NVIDIA Nemotron 3.5 Content Safety: 4B multimodal classifier for 18 languages
NVIDIA released Nemotron 3.5 Content Safety, a 4B-parameter multimodal safety classifier supporting text and images across 18 languages, available under Apache 2.0 on HuggingFace.
NVIDIA released Nemotron 3.5 Content Safety on June 4, a 4-billion-parameter multimodal safety classifier that evaluates text and images for policy violations across 18 languages. Available under Apache 2.0 on HuggingFace, the model runs as a guardrail layer for enterprise AI deployments that need multilingual content moderation without sending data to external APIs.
The classifier covers 13 harm categories including violence, sexual content, hate speech, self-harm, harassment, and illegal activity. It accepts text-only, image-only, or combined text-image inputs and returns a binary safe/unsafe label plus per-category scores. NVIDIA trained the model on a proprietary dataset mixing human annotations with synthetic examples generated by larger models, then applied direct preference optimization to align outputs with enterprise safety policies.
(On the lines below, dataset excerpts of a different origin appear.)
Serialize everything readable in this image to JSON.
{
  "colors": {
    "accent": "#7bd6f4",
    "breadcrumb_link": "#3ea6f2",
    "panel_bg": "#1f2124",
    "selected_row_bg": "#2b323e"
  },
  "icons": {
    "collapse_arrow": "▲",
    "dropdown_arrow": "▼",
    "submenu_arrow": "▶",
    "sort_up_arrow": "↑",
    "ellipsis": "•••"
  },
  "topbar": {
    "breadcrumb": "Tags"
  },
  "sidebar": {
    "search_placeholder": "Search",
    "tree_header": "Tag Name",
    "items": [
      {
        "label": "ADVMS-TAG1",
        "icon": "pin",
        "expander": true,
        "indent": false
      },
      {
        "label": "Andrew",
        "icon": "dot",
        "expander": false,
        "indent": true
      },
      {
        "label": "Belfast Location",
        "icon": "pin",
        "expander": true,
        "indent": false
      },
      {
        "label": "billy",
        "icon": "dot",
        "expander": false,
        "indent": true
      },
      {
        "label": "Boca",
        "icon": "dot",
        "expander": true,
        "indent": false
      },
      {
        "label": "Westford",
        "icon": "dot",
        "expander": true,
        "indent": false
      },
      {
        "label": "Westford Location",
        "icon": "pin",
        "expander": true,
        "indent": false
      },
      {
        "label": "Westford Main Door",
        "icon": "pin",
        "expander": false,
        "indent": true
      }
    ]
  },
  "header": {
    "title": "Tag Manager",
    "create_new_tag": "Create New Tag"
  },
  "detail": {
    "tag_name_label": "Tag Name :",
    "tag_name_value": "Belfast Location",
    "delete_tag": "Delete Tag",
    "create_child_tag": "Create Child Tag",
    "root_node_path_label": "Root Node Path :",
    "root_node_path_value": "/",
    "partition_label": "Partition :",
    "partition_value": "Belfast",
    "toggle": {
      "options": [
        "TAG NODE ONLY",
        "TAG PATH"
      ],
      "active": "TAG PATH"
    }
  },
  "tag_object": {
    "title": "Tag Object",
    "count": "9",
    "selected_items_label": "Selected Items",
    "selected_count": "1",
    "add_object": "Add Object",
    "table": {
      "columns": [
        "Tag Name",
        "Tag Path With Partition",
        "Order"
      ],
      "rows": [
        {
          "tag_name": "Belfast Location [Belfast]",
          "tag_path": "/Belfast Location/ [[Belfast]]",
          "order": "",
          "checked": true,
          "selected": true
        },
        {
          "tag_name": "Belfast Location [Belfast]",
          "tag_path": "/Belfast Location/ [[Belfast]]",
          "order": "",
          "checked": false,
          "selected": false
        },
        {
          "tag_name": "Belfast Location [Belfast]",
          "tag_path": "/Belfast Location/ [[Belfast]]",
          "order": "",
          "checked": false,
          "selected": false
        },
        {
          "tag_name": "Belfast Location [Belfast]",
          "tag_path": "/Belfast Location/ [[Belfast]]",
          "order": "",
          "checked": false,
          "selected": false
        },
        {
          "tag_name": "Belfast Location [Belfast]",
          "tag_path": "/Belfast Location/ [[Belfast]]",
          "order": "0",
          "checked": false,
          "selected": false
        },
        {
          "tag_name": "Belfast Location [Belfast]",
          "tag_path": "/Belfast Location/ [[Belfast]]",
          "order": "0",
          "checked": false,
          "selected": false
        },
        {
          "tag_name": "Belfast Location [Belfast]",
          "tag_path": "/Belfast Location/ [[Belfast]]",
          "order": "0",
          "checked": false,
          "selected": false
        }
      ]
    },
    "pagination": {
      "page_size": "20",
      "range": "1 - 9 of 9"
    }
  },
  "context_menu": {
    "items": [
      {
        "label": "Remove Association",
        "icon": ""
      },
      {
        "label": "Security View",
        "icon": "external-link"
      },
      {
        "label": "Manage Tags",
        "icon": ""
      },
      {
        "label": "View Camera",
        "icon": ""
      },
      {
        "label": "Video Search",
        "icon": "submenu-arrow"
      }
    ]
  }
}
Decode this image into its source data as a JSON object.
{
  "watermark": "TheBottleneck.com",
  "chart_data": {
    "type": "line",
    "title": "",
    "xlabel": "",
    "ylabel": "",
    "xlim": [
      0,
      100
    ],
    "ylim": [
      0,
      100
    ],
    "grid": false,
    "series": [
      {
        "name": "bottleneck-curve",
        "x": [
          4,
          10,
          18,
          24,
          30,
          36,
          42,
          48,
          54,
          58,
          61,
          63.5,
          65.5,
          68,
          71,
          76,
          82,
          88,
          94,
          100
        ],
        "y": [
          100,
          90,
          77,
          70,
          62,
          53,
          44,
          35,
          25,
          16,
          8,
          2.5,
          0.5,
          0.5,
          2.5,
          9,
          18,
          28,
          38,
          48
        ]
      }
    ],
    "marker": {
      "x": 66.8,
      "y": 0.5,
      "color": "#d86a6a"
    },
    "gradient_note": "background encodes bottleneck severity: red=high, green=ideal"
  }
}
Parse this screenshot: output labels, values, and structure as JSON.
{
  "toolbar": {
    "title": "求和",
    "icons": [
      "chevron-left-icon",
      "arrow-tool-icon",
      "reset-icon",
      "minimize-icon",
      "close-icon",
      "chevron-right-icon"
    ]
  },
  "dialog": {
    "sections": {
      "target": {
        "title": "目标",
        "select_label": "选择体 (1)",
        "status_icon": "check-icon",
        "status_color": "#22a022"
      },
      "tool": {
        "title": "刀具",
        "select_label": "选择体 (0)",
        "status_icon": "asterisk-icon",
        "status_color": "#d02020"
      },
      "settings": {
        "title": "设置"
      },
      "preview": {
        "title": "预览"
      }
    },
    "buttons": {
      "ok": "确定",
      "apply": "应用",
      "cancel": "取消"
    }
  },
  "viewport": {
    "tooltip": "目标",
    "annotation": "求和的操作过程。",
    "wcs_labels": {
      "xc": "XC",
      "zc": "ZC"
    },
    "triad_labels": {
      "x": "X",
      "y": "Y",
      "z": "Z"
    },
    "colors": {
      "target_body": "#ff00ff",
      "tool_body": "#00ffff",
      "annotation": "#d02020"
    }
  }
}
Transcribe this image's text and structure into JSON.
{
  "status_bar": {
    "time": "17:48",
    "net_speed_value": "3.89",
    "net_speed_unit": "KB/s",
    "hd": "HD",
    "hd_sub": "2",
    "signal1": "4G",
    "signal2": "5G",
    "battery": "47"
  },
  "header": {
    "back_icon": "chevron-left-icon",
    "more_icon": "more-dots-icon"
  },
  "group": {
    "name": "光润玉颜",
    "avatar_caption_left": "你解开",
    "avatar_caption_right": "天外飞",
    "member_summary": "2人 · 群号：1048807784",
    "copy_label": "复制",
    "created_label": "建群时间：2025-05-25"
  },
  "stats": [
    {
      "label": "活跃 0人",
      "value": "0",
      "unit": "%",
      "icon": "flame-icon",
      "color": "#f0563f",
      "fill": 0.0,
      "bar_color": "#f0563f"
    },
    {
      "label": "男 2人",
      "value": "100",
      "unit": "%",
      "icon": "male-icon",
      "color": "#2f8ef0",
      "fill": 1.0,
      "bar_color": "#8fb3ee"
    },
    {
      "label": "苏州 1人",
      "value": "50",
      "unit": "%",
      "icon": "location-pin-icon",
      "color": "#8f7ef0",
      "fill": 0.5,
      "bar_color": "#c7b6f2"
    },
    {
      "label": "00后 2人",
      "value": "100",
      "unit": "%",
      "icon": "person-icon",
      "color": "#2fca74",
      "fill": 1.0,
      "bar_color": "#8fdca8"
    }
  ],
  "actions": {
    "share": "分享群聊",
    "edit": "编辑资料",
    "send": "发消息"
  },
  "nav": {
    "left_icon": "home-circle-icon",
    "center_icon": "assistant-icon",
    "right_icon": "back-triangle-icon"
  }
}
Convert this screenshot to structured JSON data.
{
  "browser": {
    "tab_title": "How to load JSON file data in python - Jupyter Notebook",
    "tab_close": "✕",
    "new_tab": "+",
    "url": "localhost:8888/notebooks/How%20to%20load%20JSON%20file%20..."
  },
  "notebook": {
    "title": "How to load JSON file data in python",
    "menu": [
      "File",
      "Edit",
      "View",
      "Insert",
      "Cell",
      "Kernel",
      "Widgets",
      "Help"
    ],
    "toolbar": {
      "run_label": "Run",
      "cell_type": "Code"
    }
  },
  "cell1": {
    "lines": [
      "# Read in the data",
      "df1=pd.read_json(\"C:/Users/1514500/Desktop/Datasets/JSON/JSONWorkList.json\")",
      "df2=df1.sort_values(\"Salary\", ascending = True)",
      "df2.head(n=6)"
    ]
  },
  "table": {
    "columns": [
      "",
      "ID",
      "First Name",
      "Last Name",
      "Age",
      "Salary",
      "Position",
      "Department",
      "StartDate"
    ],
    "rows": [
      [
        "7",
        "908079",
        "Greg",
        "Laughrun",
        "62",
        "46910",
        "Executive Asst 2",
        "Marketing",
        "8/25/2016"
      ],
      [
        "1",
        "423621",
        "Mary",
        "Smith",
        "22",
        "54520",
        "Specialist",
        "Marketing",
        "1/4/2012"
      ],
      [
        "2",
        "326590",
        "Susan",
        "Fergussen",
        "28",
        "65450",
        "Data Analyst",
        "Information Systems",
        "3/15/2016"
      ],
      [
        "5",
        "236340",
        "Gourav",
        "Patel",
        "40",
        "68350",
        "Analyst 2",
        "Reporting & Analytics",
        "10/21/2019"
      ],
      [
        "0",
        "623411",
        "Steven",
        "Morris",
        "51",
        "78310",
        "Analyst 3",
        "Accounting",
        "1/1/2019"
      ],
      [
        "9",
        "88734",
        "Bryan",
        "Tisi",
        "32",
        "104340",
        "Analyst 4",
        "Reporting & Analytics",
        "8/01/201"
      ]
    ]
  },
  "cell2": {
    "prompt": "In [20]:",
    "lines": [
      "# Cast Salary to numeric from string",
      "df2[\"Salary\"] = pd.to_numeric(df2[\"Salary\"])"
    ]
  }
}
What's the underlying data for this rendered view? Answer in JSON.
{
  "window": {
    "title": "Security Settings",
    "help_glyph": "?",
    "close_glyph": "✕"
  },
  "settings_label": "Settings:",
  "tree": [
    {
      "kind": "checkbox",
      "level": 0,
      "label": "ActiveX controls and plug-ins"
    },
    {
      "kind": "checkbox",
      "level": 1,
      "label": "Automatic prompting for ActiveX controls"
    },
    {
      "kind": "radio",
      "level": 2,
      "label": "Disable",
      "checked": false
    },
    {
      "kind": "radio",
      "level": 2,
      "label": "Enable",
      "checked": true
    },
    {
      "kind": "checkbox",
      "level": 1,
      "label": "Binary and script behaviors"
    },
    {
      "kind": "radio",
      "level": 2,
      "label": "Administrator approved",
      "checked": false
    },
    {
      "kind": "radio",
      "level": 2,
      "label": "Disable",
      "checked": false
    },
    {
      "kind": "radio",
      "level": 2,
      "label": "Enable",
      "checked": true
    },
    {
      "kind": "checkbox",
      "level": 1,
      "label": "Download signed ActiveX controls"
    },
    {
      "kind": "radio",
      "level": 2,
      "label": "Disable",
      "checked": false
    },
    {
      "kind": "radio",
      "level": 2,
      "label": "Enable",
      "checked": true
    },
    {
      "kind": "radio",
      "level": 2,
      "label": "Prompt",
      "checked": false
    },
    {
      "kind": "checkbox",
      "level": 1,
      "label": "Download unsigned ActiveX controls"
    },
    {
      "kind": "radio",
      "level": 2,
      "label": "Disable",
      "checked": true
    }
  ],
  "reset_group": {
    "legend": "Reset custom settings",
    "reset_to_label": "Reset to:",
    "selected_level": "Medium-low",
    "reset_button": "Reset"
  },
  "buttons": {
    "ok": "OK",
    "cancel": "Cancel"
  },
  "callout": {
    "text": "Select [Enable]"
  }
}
Performance across languages
NVIDIA reports 91.2 percent accuracy on ToxicChat, 94.1 percent on OpenAI Moderation, and 89.7 percent on a held-out multilingual test set. The company tested across English, Spanish, German, French, Italian, Portuguese, Dutch, Russian, Polish, Ukrainian, Romanian, Czech, Turkish, Arabic, Hindi, Chinese, Japanese, and Korean. Performance varies by language — English and Western European languages score highest, while accuracy drops 3–5 points for lower-resource languages like Ukrainian and Turkish.
The model ships as a single checkpoint on HuggingFace with inference code for batch and streaming use cases. NVIDIA positions it as a drop-in replacement for closed moderation APIs in regulated industries where data residency rules prohibit cloud calls. The Apache 2.0 license permits commercial use and fine-tuning, letting enterprises retrain the classifier on internal policy datasets or domain-specific harms.